BALTIMORE (CNS) — The use of wood from Baltimore’s basilica to construct a “seed chest” President Barack Obama gave to Pope Francis March 27 points to the history of American Catholicism and Baltimore’s role in it, said Msgr. Arthur Valenzano, rector of the Basilica of the National Shrine of the Assumption of the Blessed Virgin Mary.
“I’m very pleased,” Msgr. Valenzano said of the gift. “It gives us another chance to get the word out nationally, and now internationally, about the role that the basilica played and continues to play in the United States.”
Robert S. Reier, the basilica’s operations manager, collected about three pounds of wood at the request of the U.S. State Department in early March. It was salvaged from mahogany pews that once stood in the sisters’ gallery, where Carmelites attended Mass behind a drawn curtain.
Obama presented the box to the pope at the Vatican. It was the leaders’ first meeting.

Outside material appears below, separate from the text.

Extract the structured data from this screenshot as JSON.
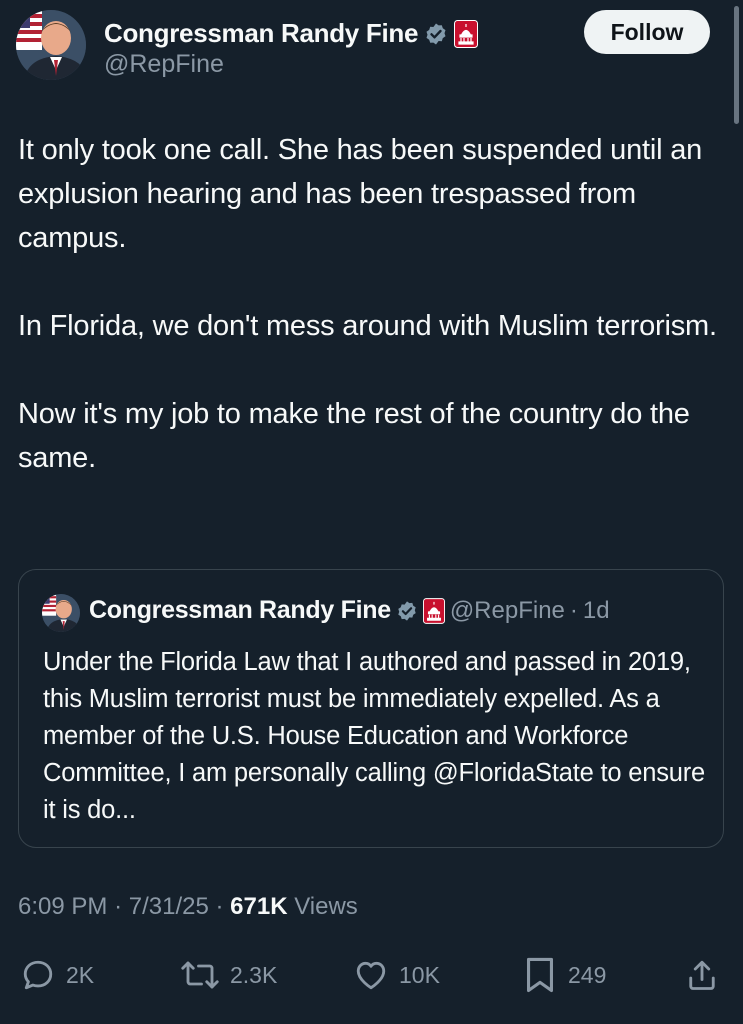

Described by the White House as a “custom-made seed chest” constructed of American leather and the basilica wood, the box held a variety of fruit and vegetable seeds used in the White House garden.
The gift was inspired by the pope’s recent announcement that he would open the gardens of the papal summer residence at Castel Gandolfo to the public. An inscription on the chest reads: “Presented to His Holiness Pope Francis by Barack Obama, President of the United States of America, March 27, 2014.”

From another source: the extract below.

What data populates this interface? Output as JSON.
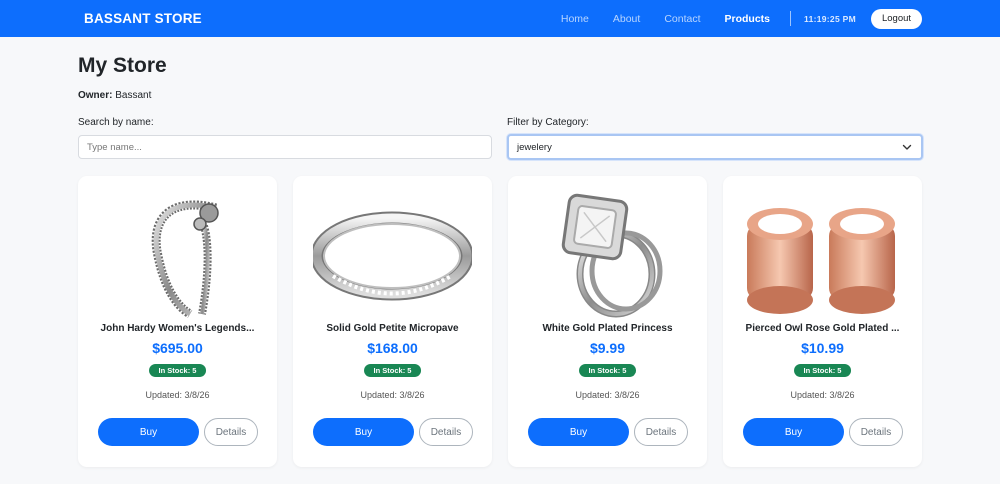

According to the White House, Monticello, Thomas Jefferson’s Virginia estate, will also donate to a charity of the pope’s choice seeds “that will yield several tons of produce.”
The basilica was America’s first Catholic cathedral, and continues to operate as a co-cathedral for the Archdiocese of Baltimore. Its cornerstone was laid in 1806 by Archbishop John Carroll, the first Catholic bishop in the United States and a cousin of Charles Carroll, a signer of the Declaration of Independence.

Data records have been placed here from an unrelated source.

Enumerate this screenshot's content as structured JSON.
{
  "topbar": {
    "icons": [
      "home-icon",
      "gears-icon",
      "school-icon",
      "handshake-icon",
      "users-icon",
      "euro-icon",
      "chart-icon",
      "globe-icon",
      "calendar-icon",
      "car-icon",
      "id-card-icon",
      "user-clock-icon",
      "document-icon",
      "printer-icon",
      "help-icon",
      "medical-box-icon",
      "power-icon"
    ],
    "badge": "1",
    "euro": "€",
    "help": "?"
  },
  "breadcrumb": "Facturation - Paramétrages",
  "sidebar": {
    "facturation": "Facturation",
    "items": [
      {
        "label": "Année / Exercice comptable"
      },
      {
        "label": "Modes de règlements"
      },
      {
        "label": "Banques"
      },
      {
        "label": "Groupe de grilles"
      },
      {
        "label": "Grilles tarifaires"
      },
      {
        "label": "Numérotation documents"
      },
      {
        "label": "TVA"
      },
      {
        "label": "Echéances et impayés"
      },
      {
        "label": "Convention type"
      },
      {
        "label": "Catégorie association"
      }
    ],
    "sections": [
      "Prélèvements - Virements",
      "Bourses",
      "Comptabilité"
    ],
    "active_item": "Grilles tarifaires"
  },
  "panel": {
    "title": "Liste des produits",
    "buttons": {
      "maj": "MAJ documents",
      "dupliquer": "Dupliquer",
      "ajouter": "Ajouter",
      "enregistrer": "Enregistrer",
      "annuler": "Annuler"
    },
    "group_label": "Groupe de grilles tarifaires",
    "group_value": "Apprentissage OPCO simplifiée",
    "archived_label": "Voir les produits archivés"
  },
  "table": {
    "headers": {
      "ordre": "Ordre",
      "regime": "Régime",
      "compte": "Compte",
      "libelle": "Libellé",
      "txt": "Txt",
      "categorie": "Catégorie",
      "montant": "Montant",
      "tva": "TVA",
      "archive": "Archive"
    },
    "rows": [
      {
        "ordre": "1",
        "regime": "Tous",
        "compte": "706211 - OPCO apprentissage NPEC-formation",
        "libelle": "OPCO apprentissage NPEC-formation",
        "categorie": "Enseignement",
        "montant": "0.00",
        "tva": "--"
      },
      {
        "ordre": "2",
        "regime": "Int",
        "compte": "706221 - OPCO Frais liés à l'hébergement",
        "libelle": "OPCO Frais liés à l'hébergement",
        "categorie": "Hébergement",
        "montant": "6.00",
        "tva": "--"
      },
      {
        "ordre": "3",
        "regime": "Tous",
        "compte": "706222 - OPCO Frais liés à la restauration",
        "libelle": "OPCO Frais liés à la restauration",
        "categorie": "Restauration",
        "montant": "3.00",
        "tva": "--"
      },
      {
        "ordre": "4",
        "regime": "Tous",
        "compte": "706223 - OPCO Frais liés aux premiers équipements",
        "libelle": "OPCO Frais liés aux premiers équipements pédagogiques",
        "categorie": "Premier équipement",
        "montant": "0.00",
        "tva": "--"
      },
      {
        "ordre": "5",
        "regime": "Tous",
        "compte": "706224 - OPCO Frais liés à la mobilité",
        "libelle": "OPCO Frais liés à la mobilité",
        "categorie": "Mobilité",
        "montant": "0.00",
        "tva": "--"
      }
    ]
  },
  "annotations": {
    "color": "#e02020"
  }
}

The basilica was designed by architect Benjamin Latrobe, an architect of the Capitol who had a prominent role in the design and construction of the U.S. Capitol. The basilica is considered the best surviving example of Latrobe’s work and one of the finest examples of neo-classical architecture in the world.
The wood, old-growth mahogany, dates to about 1906, Reier said, during the episcopacy of Cardinal James Gibbons, an ardent patriot. It was taken from the oldest pews the basilica had, he said.
“There actually is older wood in the church, but we’re not going to take down beams,” he said with a laugh.
The basilica previously used the pews’ mahogany to construct altars for the undercroft’s adoration chapel and the Lady Chapel.
“The fact that now a piece of this history has been presented to the Holy Father, that again is just another indication of how important this cathedral is to this country,” Reier told The Catholic Review, Baltimore’s archdiocesan newspaper.
The wood also points to the basilica as a symbol of religious liberty, Msgr. Valenzano said. “It’s a witness to what we believe,” he said.
Pope Francis’ meeting with the president comes at a time when the Obama administration is under fire from U.S. Catholics over a Department of Health and Human Services mandate requiring most employers to pay for contraceptives, sterilization and abortion-causing drugs as part of the Affordable Care Act. The U.S. Conference of Catholic Bishops is fighting the mandate, and Catholic institutions across the country, including the Archdiocese of Baltimore, have sued the federal government on the grounds the mandate violates their religious freedom.
Archbishop William E. Lori of Baltimore is head of the U.S. bishops’ Ad Hoc Committee for Religious Liberty. For two consecutive years, he has presided at the basilica during the opening Mass for the Fortnight for Freedom, two weeks of nationwide prayer for religious liberty.
Asked if the gift was ironic, given the clash over religious liberty between the president and the U.S. bishops, Monsignor Valenzano laughed and said, “I don’t know.”
“It’s timely now, because of the challenges to religious liberty,” he said.
Wiering is a staff writer at The Catholic Review, newspaper of the Baltimore Archdiocese.